20 March 2014
Bord Iascaigh Mhara (BIM) in partnership with IFA Aquaculture hosted an informative conference on Ireland’s oyster industry in Dungarvan, Co. Waterford today, the 20th March.
Pictured at the recent BIM/IFA Aquaculture Oyster Conference in Dungarvan are Front Row L-R: William Dwyer, Ballyhack, Co. Wexford, Paudie Coffey T.D., Jim Harty, Dungarvan Shellfish and Tadhg O Maoileoin, Dungarvan, Co. Waterford. Back Row L-R Patrick Dwyer, Ballyhack, Wexford, Pat Movan, Cheekpoint, Co. Wexford, Seamus Hayes, Dungarvan, Co. Waterford and Brian O’Loan, BIM Aquaculture Officer.
Aimed at oyster producers around the coast, the one day event included a series of talks and panel discussions on all aspects of this important sector including current research projects, BIM business support programmes, industry perspectives and the marketing of Irish oysters to existing and new international markets.
Paudie Coffey, T.D. delivered the opening address and highlighted the importance of this sector to the economy; ‘Ireland produces premium quality oysters that demand a high price on our key overseas markets particularly France and the Far East. This achievement is testament to the hard work of our oyster producers around the coast who have worked hard to achieve a high level of quality assurance with assistance from BIM. I am particularly pleased to learn here today that production has increased to 8,700 tonnes as has employment with the sector now supporting 1,100 jobs nationally. With Waterford accounting for 40% of the overall production this is good news for the local community and the economy as a whole’
The farming of pacific oysters (the most common oyster species farmed in Ireland) only began in Ireland in the 1970’s so it is still a relatively young industry. However, it has grown considerably in the last 35 years and is now a thriving business with production levels increasing to 8,700 tonnes in 2013 in addition to a rise in employment from 870 in 2010 to 1,100 in 2013. The sector also contributes almost €50 million to Ireland’s seafood exports. France remains the key export country for Irish oysters with Hong Kong now the second most important destination. Irish oysters are currently demanding an average price of €5.50/kg.
Research papers on native and pacific oysters carried out by University College Cork, the Marine Institute, Queen’s University Belfast and Bournemouth University were presented at the conference in addition to industry perspectives from Jim Harty, Dungarvan Shellfish and Iarfhlaith Connellan, Redbank Shellfish.
Donal Maguire, BIM Director for Aquaculture Development outlined BIM’s plans for the sector; ‘We will be continuing to work with our producers to assist them to grow and develop their businesses. There are excellent opportunities for branded quality assured Irish oysters in the market place in the EU and further afield. Through the provision of technical, financial and business development assistance, BIM aims to ensure that Irish growers are best placed to take advantage of the current favourable environment.’

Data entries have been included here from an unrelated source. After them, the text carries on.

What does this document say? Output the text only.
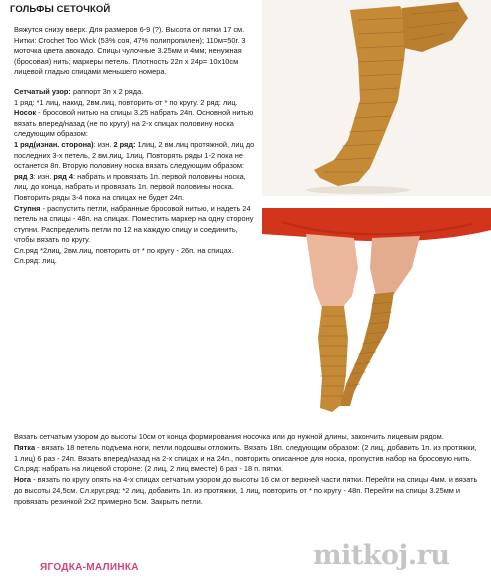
ГОЛЬФЫ СЕТОЧКОЙ

Вяжутся снизу вверх. Для размеров 6-9 (?). Высота от пятки 17 см. Нитки: Crochet Too Wick (53% соя, 47% полипропилен); 110м=50г. 3 моточка цвета авокадо. Спицы чулочные 3.25мм и 4мм; ненужная (бросовая) нить; маркеры петель. Плотность 22п х 24р= 10х10см лицевой гладью спицами меньшего номера.

Сетчатый узор: раппорт 3п х 2 ряда.

1 ряд: *1 лиц, накид, 2вм.лиц, повторить от * по кругу. 2 ряд: лиц.

Носок - бросовой нитью на спицы 3.25 набрать 24п. Основной нитью вязать вперед/назад (не по кругу) на 2-х спицах половину носка следующим образом:

1 ряд(изнан. сторона): изн. 2 ряд: 1лиц, 2 вм.лиц протяжной, лиц до последних 3-х петель, 2 вм.лиц, 1лиц. Повторять ряды 1-2 пока не останется 8п. Вторую половину носка вязать следующим образом: ряд 3: изн. ряд 4: набрать и провязать 1п. первой половины носка, лиц. до конца, набрать и провязать 1п. первой половины носка. Повторить ряды 3-4 пока на спицах не будет 24п.

Ступня - распустить петли, набранные бросовой нитью, и надеть 24 петель на спицы - 48п. на спицах. Поместить маркер на одну сторону ступни. Распределить петли по 12 на каждую спицу и соединить, чтобы вязать по кругу.

Сл.ряд *2лиц, 2вм.лиц, повторить от * по кругу - 26п. на спицах. Сл.ряд: лиц.

Вязать сетчатым узором до высоты 10см от конца формирования носочка или до нужной длины, закончить лицевым рядом.

Пятка - вязать 18 петель подъема ноги, петли подошвы отложить. Вязать 18п. следующим образом: (2 лиц, добавить 1п. из протяжки, 1 лиц) 6 раз - 24п. Вязать вперед/назад на 2-х спицах и на 24п., повторить описанное для носка, пропустив набор на бросовую нить. Сл.ряд: набрать на лицевой стороне: (2 лиц, 2 лиц вместе) 6 раз - 18 п. пятки.

Нога - вязать по кругу опять на 4-х спицах сетчатым узором до высоты 16 см от верхней части пятки. Перейти на спицы 4мм. и вязать до высоты 24,5см. Сл.круг.ряд: *2 лиц, добавить 1п. из протяжки, 1 лиц, повторить от * по кругу - 48п. Перейти на спицы 3.25мм и провязать резинкой 2х2 примерно 5см. Закрыть петли.

mitkoj.ru
ЯГОДКА-МАЛИНКА
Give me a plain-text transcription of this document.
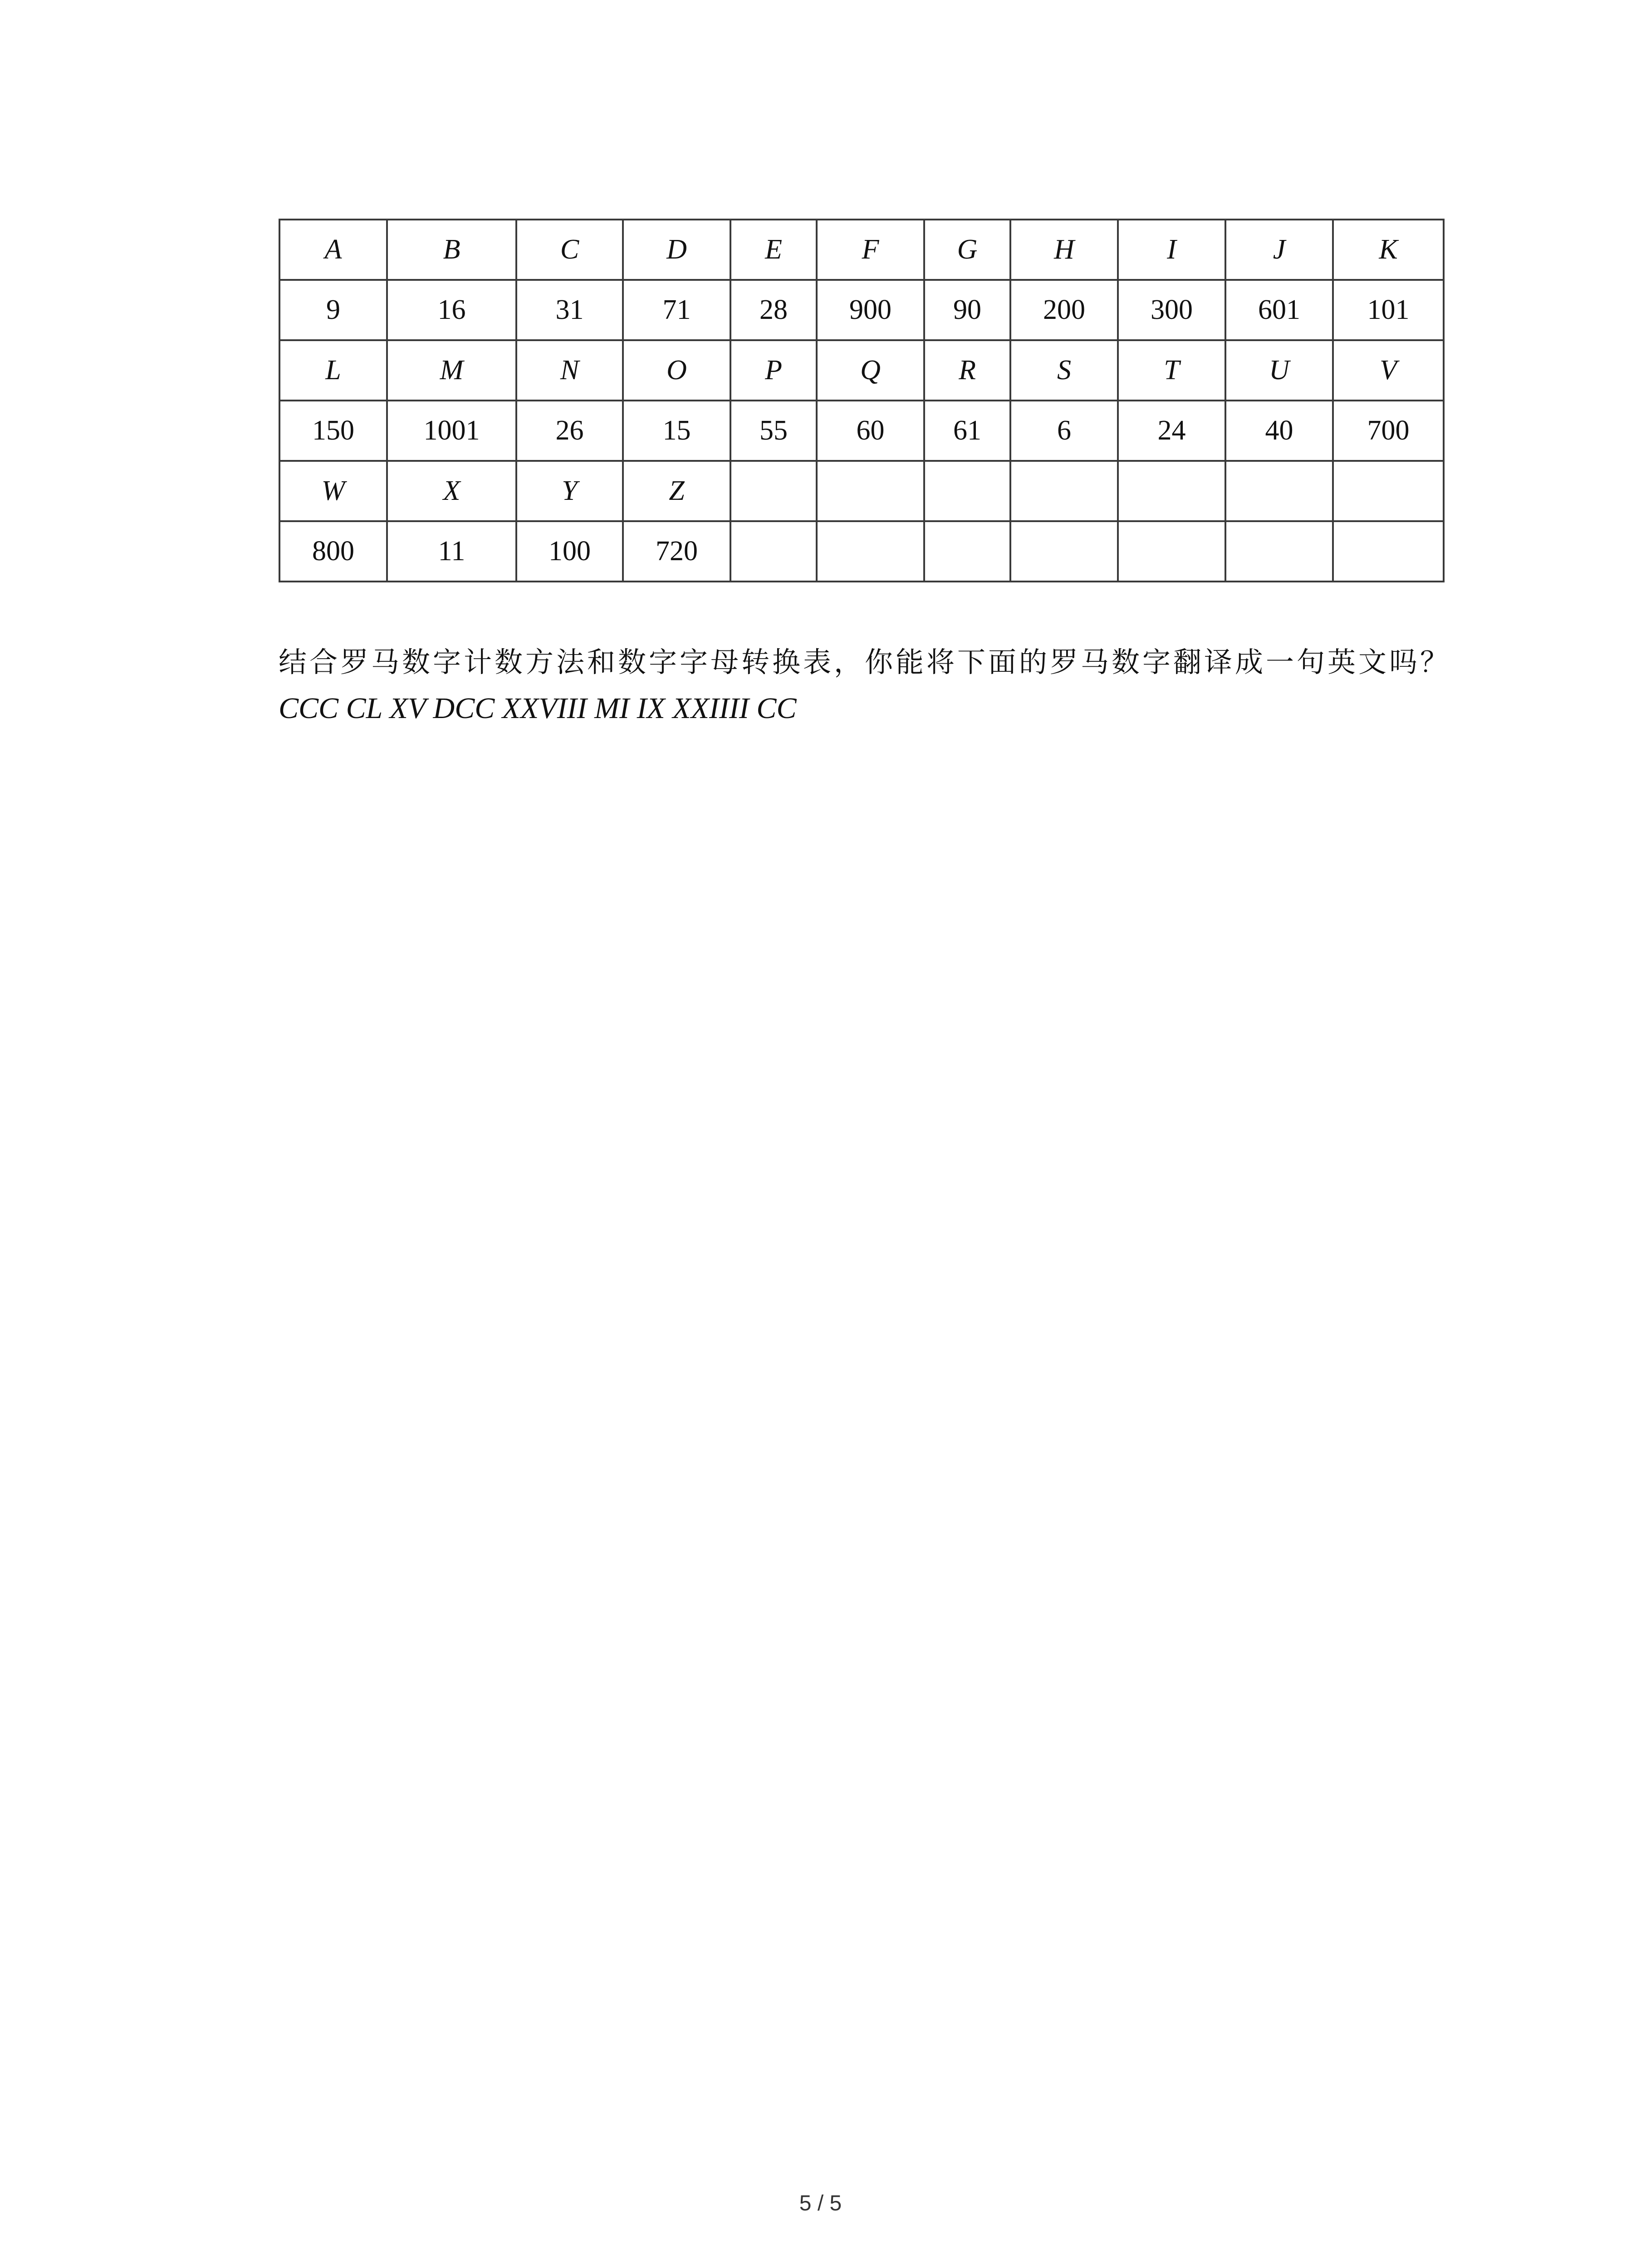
A	B	C	D	E	F	G	H	I	J	K
9	16	31	71	28	900	90	200	300	601	101
L	M	N	O	P	Q	R	S	T	U	V
150	1001	26	15	55	60	61	6	24	40	700
W	X	Y	Z							
800	11	100	720							
结合罗马数字计数方法和数字字母转换表，你能将下面的罗马数字翻译成一句英文吗？
CCC CL XV DCC XXVIII MI IX XXIIII CC
5 / 5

In 2013, against a background of challenging global and domestic market conditions, Ireland’s seafood sector continued to grow and trade impressively with the overall sector worth €810 million and the export market worth €484 million. Overall exports were down on the previous year but shellfish exports proved to be the exception with a 5% increase on 2012 and a total value of €168 million.
In Ireland, approximately 150 oyster companies employ 1,100 people with the top 15 companies accounting for nearly 70% of production.